Quality Measures for Speaker Verification with Short Utterances
This work addresses the problem of reduced accuracy in speaker verification for short speech segments, which is incremental as it builds on existing system combination methods.
The paper tackles performance degradation in automatic speaker verification (ASV) systems with short utterances by incorporating quality measures of model parameters as supplementary information during system combination, resulting in considerable improvement in speaker recognition performance on NIST SRE corpora, especially for short durations.
The performances of the automatic speaker verification (ASV) systems degrade due to the reduction in the amount of speech used for enrollment and verification. Combining multiple systems based on different features and classifiers considerably reduces speaker verification error rate with short utterances. This work attempts to incorporate supplementary information during the system combination process.
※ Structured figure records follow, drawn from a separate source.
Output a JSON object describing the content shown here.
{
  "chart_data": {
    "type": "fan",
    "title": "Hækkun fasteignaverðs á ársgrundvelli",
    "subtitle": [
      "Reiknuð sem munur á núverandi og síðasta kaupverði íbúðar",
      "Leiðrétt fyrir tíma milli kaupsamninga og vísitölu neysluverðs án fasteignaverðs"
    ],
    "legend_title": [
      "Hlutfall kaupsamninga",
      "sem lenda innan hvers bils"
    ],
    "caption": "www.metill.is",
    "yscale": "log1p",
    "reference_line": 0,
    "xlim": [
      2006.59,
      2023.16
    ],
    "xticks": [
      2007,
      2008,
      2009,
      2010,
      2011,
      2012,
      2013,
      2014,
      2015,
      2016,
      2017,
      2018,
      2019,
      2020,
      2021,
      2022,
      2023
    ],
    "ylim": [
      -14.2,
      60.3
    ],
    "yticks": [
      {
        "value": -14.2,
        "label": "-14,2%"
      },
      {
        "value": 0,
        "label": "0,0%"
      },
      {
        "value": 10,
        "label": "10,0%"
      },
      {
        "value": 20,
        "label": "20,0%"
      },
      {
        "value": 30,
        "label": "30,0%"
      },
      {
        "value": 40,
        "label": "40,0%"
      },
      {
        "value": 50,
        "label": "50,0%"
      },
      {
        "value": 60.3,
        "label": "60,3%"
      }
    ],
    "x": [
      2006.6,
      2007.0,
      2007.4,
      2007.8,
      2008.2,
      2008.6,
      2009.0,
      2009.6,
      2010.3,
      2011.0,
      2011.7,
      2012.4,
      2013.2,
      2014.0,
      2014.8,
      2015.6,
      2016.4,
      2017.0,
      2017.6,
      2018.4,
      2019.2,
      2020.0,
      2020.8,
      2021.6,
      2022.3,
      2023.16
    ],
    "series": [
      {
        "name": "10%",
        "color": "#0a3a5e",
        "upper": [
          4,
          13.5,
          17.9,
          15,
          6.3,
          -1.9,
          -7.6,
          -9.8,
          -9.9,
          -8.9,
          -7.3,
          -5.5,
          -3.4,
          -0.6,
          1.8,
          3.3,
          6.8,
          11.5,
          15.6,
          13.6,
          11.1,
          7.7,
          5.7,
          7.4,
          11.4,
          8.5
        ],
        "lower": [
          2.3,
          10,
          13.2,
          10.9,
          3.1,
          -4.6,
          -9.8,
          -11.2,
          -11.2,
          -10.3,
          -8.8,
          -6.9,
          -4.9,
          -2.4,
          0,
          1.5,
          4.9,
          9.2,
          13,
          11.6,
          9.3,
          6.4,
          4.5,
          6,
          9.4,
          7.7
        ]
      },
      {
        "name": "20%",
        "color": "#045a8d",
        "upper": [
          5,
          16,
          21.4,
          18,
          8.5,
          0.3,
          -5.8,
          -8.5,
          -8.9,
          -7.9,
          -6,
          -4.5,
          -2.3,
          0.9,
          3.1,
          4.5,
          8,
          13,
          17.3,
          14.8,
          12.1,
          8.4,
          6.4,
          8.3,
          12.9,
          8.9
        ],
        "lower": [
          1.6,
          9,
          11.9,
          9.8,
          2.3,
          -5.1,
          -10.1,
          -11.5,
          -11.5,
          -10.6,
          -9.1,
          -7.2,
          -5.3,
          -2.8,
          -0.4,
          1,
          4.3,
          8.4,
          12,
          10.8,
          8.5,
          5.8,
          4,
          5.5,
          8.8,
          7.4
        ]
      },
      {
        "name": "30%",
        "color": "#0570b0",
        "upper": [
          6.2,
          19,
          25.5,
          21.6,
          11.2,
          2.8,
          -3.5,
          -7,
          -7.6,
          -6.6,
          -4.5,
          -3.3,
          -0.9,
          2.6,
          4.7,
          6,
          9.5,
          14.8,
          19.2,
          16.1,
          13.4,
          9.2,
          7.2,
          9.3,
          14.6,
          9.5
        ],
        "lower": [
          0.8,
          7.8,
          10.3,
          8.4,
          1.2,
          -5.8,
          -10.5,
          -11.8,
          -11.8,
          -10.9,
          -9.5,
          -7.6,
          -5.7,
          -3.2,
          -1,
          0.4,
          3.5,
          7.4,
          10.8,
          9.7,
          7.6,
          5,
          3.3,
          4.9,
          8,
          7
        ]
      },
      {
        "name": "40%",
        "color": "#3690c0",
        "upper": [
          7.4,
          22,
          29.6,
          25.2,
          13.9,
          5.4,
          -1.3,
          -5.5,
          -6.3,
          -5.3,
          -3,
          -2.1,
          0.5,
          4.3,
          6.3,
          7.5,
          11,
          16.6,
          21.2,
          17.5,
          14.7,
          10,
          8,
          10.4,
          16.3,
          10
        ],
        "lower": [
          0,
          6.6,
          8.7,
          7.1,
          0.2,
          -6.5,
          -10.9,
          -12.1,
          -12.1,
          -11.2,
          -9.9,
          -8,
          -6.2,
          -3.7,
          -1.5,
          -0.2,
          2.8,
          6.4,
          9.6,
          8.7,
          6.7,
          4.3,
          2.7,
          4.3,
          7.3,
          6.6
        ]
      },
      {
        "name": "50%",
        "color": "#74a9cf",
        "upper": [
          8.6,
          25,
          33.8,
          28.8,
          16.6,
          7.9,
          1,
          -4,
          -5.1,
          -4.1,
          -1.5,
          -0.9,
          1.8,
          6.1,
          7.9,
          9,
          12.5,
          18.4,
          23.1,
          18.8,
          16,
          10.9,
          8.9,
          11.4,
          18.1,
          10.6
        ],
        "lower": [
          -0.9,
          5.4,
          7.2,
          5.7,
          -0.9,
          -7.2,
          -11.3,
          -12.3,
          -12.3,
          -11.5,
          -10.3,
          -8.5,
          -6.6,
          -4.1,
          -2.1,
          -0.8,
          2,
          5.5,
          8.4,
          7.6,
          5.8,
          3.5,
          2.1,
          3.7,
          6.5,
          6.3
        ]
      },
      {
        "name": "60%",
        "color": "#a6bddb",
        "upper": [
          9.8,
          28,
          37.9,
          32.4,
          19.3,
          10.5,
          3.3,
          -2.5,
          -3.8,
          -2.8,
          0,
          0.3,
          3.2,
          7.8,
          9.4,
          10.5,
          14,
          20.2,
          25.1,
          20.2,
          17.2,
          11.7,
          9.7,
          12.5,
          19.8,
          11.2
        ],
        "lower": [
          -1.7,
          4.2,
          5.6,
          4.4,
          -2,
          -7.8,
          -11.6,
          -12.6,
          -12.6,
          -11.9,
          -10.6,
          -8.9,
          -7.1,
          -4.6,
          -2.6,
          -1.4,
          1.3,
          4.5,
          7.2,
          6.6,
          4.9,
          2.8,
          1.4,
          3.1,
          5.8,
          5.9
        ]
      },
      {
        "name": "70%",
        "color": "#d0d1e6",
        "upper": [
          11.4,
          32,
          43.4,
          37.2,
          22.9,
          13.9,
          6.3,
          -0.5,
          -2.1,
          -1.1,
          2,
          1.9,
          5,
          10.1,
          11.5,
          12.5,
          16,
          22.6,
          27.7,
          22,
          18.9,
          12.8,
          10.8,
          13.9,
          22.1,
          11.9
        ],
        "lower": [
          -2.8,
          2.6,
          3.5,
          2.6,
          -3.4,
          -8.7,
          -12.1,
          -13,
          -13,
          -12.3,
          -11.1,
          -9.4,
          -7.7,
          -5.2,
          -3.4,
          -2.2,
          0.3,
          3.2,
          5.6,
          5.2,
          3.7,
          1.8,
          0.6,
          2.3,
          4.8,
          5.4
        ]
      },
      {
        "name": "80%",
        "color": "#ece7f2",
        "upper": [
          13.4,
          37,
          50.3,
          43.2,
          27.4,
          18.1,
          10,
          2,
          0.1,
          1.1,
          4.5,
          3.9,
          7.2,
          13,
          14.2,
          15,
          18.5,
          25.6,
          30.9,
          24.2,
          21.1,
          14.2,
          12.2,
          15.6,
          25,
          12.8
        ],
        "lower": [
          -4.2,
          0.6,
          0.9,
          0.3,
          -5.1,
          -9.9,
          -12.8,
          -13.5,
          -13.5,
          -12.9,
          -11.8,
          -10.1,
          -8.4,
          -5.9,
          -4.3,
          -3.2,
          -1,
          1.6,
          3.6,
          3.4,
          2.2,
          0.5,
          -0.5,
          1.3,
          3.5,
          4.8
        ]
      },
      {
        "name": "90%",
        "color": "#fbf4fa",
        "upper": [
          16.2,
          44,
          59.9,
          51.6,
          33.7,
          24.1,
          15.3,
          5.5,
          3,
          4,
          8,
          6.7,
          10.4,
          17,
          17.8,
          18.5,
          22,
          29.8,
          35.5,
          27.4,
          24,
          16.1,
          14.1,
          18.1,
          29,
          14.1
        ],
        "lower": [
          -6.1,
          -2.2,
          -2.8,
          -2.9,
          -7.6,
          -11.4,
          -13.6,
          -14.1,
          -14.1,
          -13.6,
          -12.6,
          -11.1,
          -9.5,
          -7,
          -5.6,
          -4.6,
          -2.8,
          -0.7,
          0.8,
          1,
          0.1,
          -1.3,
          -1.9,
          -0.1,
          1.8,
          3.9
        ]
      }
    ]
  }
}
We use quality of the estimated model parameters as supplementary information. We introduce a class of novel quality measures formulated using the zero-order sufficient statistics used during the i-vector extraction process. We have used the proposed quality measures as side information for combining ASV systems based on Gaussian mixture model-universal background model (GMM-UBM) and i-vector. The proposed methods demonstrate considerable improvement in speaker recognition performance on NIST SRE corpora, especially in short duration conditions. We have also observed improvement over existing systems based on different duration-based quality measures.